Andy tried explaining that he was just venting out his deepest thoughts, exorcizing the monsters that were buried within him, precisely because he didn’t want to act upon them. But Andy wasn’t willing to accept that he had created a monster in Ray, who was his therapist and his hitman if need be. When Darby pushed him to his limits, he became violent, and Lee had to hit him on the head to stop him. The Icelandic police had arrived, and soon they would discover the unconscious Andy with Lee and her weapon. Everyone now knew what to do. Bill and Rohan had been victims of a rather nasty combination of miscommunication and ‘faulty programming’ as pointed out by Bill. The AI was not some sage that could distinguish between good and evil. It was just a mirror of the world, and Andy could never take that out of it. He couldn’t fully resolve his own demons. As far as Sian, her death seemed purely accidental, but if Lu Mei had not tried to break into the system to contact her team, Ray wouldn’t have shut down the system (as it was programmed to do), which ultimately locked Sian in her helmet. She had to go through a hasty tracheostomy, which led her to her death.

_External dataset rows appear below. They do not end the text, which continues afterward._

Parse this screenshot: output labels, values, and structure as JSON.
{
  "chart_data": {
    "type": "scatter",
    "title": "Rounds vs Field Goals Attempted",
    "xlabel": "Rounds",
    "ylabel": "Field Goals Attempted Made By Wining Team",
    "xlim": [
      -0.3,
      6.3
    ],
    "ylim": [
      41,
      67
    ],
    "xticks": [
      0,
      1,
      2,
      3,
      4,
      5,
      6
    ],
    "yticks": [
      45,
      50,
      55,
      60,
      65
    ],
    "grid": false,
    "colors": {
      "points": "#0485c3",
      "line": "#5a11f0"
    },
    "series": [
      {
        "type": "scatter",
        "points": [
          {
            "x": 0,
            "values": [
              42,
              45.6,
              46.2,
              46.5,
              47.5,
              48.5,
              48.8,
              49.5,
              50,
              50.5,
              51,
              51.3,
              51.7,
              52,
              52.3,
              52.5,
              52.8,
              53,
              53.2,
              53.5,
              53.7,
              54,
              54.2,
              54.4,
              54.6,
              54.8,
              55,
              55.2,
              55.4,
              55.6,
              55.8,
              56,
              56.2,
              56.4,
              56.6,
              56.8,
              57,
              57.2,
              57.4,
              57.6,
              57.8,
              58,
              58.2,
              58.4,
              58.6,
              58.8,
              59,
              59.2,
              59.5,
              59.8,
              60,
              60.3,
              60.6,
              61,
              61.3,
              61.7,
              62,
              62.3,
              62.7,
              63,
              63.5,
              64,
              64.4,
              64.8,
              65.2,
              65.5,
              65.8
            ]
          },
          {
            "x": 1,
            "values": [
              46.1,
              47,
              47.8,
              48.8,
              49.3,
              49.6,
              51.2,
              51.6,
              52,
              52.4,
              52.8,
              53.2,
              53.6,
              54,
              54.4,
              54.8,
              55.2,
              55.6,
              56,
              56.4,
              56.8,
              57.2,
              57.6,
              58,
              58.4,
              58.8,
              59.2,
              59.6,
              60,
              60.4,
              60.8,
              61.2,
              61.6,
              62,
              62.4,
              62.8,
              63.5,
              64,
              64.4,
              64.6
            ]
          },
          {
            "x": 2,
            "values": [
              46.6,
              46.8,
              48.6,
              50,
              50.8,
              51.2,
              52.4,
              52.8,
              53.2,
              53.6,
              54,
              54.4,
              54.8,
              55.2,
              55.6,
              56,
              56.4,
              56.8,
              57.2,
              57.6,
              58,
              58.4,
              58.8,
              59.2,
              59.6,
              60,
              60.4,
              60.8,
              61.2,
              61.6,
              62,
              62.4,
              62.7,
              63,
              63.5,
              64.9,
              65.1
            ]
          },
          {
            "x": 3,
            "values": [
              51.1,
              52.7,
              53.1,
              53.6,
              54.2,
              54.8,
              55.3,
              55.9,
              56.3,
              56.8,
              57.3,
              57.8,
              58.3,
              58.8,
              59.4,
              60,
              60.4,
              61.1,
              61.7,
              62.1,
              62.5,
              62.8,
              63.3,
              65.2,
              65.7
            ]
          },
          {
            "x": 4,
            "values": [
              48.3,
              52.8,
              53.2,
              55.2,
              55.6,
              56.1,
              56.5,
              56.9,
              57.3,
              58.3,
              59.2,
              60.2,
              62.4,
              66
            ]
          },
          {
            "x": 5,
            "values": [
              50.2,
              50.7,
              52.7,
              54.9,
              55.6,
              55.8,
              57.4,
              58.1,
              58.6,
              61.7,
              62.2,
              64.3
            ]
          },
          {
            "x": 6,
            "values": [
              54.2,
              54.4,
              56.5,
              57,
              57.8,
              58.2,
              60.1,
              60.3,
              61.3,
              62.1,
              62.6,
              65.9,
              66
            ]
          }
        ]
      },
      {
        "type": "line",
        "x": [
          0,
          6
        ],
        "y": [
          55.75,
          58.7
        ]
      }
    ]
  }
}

Darby helped Lee escape with Zoomer. There was Rohan’s boat nearby; if only someone could get the ‘Zodiac,’ the lifeboat could go a little out in the sea. The police got everyone out safely, and Andy was never heard from again. He was alive, but he probably couldn’t come to terms with the embarrassment. Darby and Lee had already burned Ray’s control room, the room of his origins, and without that technology, Andy was a regular man, though perhaps fabulously wealthy. Darby ended up writing a book about the murders at the ‘end of the world’, underscoring the various problems with AI. The police were still in search of Lee and Zoomer, and if the last shot is not Darby’s fantasy, it seems the mother and son were safely picked up by Rohan’s ship, and they are somewhere in Argentina, destined to be forever on the run.